A+ Comme si chaque élément devait être conservé ?
SP Exactement. À Thoravej 29, les matériaux de rebut ont été organisés en piles et sont devenus des ressources pour fabriquer le mobilier. L’empilement devient alors une manière ludique d’explorer les potentiels de chaque matériau. Sauf lorsque des contraintes mécaniques ou sanitaires l’exigent, nous évitons de jeter des matériaux ; par exemple, il a fallu éliminer un sol vinyle endommagé fixé avec une colle toxique.

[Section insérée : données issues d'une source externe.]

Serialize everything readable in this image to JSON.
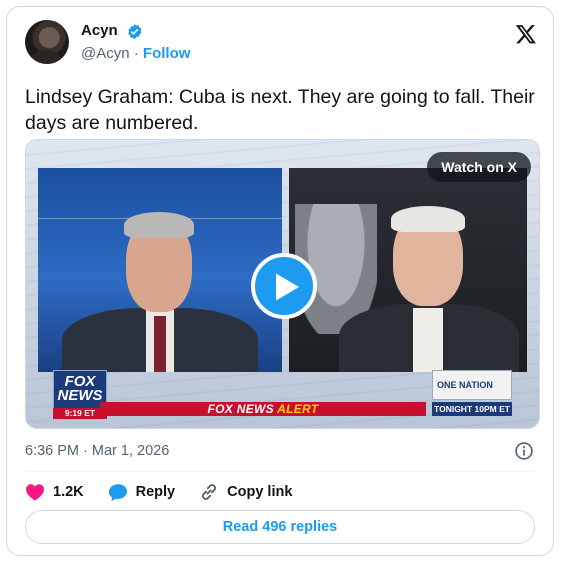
{
  "author": {
    "name": "Acyn",
    "handle": "@Acyn",
    "separator": "·",
    "follow_label": "Follow",
    "verified_color": "#1d9bf0"
  },
  "tweet": {
    "text": "Lindsey Graham: Cuba is next. They are going to fall. Their days are numbered."
  },
  "media": {
    "watch_label": "Watch on X",
    "chyron_prefix": "FOX NEWS",
    "chyron_alert": "ALERT",
    "logo_line1": "FOX",
    "logo_line2": "NEWS",
    "logo_time": "9:19 ET",
    "promo_title": "ONE NATION",
    "promo_time": "TONIGHT 10PM ET",
    "play_icon": "play-icon"
  },
  "meta": {
    "timestamp": "6:36 PM · Mar 1, 2026"
  },
  "actions": {
    "likes": "1.2K",
    "reply_label": "Reply",
    "copy_label": "Copy link"
  },
  "replies_button": "Read 496 replies",
  "colors": {
    "accent": "#1d9bf0",
    "like": "#f91880",
    "text": "#0f1419",
    "muted": "#536471"
  }
}
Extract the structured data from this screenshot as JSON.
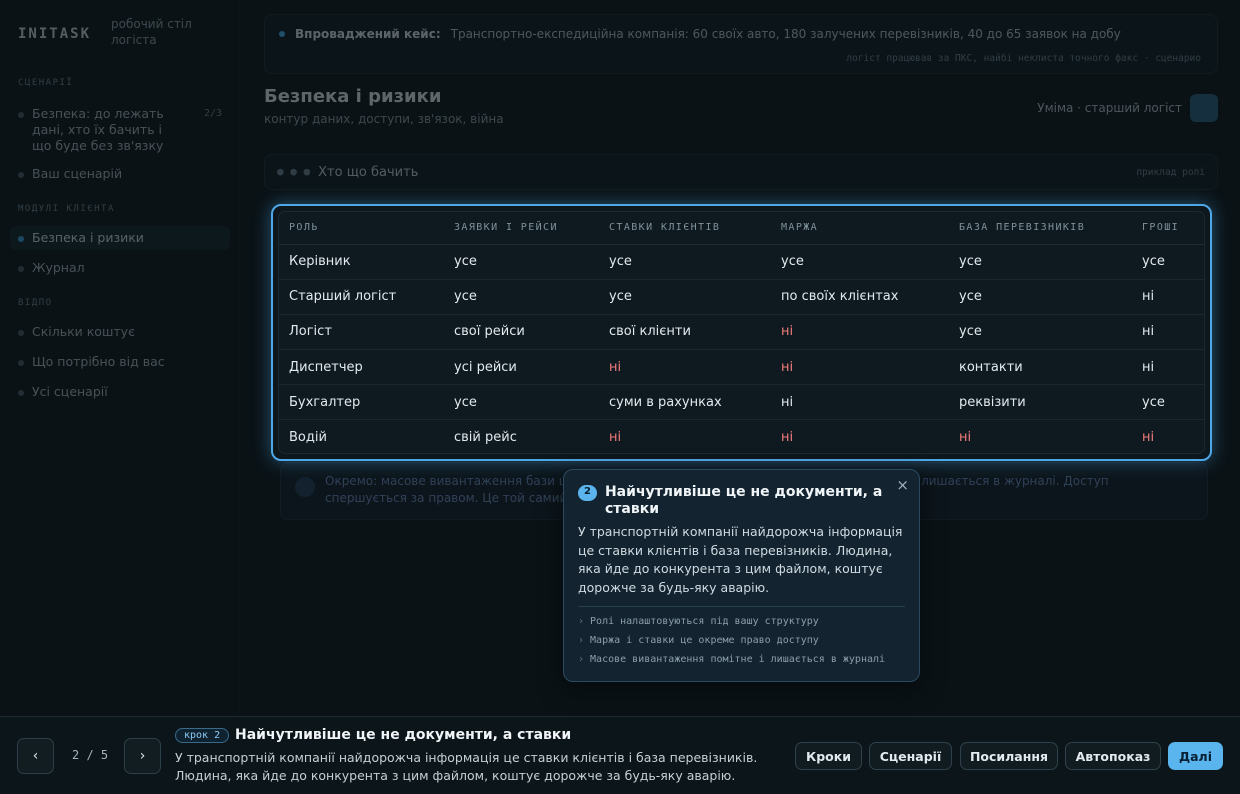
{
  "app": {
    "logo": "INITASK",
    "logo_sub": "робочий стіл логіста"
  },
  "sidebar": {
    "sections": [
      {
        "title": "СЦЕНАРІЇ",
        "items": [
          {
            "label": "Безпека: до лежать дані, хто їх бачить і що буде без зв'язку",
            "count": "2/3"
          },
          {
            "label": "Ваш сценарій"
          }
        ]
      },
      {
        "title": "МОДУЛІ КЛІЄНТА",
        "items": [
          {
            "label": "Безпека і ризики"
          },
          {
            "label": "Журнал"
          }
        ]
      },
      {
        "title": "ВІДПО",
        "items": [
          {
            "label": "Скільки коштує"
          },
          {
            "label": "Що потрібно від вас"
          },
          {
            "label": "Усі сценарії"
          }
        ]
      }
    ]
  },
  "banner": {
    "label": "Впроваджений кейс:",
    "text": "Транспортно-експедиційна компанія: 60 своїх авто, 180 залучених перевізників, 40 до 65 заявок на добу",
    "meta": "логіст працював за ПКС, найбі неклиста точного факс · сценарио"
  },
  "page": {
    "title": "Безпека і ризики",
    "subtitle": "контур даних, доступи, зв'язок, війна",
    "role_label": "Уміма · старший логіст"
  },
  "subhead": {
    "dots": "● ● ●",
    "title": "Хто що бачить",
    "right": "приклад ролі"
  },
  "table": {
    "headers": [
      "РОЛЬ",
      "ЗАЯВКИ І РЕЙСИ",
      "СТАВКИ КЛІЄНТІВ",
      "МАРЖА",
      "БАЗА ПЕРЕВІЗНИКІВ",
      "ГРОШІ"
    ],
    "rows": [
      [
        "Керівник",
        "усе",
        "усе",
        "усе",
        "усе",
        "усе"
      ],
      [
        "Старший логіст",
        "усе",
        "усе",
        "по своїх клієнтах",
        "усе",
        "ні"
      ],
      [
        "Логіст",
        "свої рейси",
        "свої клієнти",
        "ні",
        "усе",
        "ні"
      ],
      [
        "Диспетчер",
        "усі рейси",
        "ні",
        "ні",
        "контакти",
        "ні"
      ],
      [
        "Бухгалтер",
        "усе",
        "суми в рахунках",
        "ні",
        "реквізити",
        "усе"
      ],
      [
        "Водій",
        "свій рейс",
        "ні",
        "ні",
        "ні",
        "ні"
      ]
    ],
    "red_cells": [
      [
        2,
        3
      ],
      [
        3,
        2
      ],
      [
        3,
        3
      ],
      [
        5,
        2
      ],
      [
        5,
        3
      ],
      [
        5,
        4
      ],
      [
        5,
        5
      ]
    ]
  },
  "note": {
    "text": "Окремо: масове вивантаження бази це не помилка, а ознака витоку. Помітне для керівника, лишається в журналі. Доступ спершується за правом. Це той самий випадок, коли логіст іде разом зі ставками"
  },
  "popover": {
    "step": "2",
    "title": "Найчутливіше це не документи, а ставки",
    "body": "У транспортній компанії найдорожча інформація це ставки клієнтів і база перевізників. Людина, яка йде до конкурента з цим файлом, коштує дорожче за будь-яку аварію.",
    "bullets": [
      "Ролі налаштовуються під вашу структуру",
      "Маржа і ставки це окреме право доступу",
      "Масове вивантаження помітне і лишається в журналі"
    ],
    "close": "×",
    "arrow": "›"
  },
  "bottom": {
    "prev": "‹",
    "next": "›",
    "pager": "2 / 5",
    "step_tag": "крок 2",
    "title": "Найчутливіше це не документи, а ставки",
    "desc": "У транспортній компанії найдорожча інформація це ставки клієнтів і база перевізників. Людина, яка йде до конкурента з цим файлом, коштує дорожче за будь-яку аварію.",
    "buttons": {
      "steps": "Кроки",
      "scenarios": "Сценарії",
      "links": "Посилання",
      "autoplay": "Автопоказ",
      "next": "Далі"
    }
  },
  "colors": {
    "accent": "#5ab4ee",
    "negative": "#f27b7b",
    "background": "#0a1216"
  }
}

A+ Quand acceptez-vous de recourir au coulage ?
SP Tant que les matériaux peuvent rester dans leur forme existante – coupés, retournés, empilés ou joints – nous cherchons à les utiliser directement. Mais en dessous d’une certaine échelle, il devient nécessaire de les transformer. Couler permet alors de réintroduire la forme de manière explicite et de transformer ces fragments en composants utilisables.
Dans le projet de la Biennale, cette tension était constante. Retraiter certains fragments a ouvert de nouvelles possibilités, mais aussi de nouvelles responsabilités. Couler est plus engageant qu’assembler : on ne relie plus, on produit.

A+ C’est donc un geste plus définitif ?
SP Oui. Contrairement à l’assemblage, le coulage fige une situation et exige que le retraitement soit justifié. Dans un projet récent en Finlande, la rénovation et la transformation de la grange historique en pierre du manoir Saari à Mynämäki en espaces de résidence pour artistes, nous avons par exemple testé un processus de transformation des déchets de bois en panneaux liés par la lignine, sans colle synthétique.
Ces approches interrogent la science des matériaux et les processus industriels : comment produire efficacement tout en laissant apparaître les variations et l’agentivité des matériaux ? Alors que l’industrie tend à écraser les différences, nous explorons des traitements plus modérés, où l’irrégularité reste visible. Ces expérimentations pourraient inspirer de nouvelles manières de fabriquer, guidées non seulement par l’efficacité, mais aussi par la volonté propre des matériaux.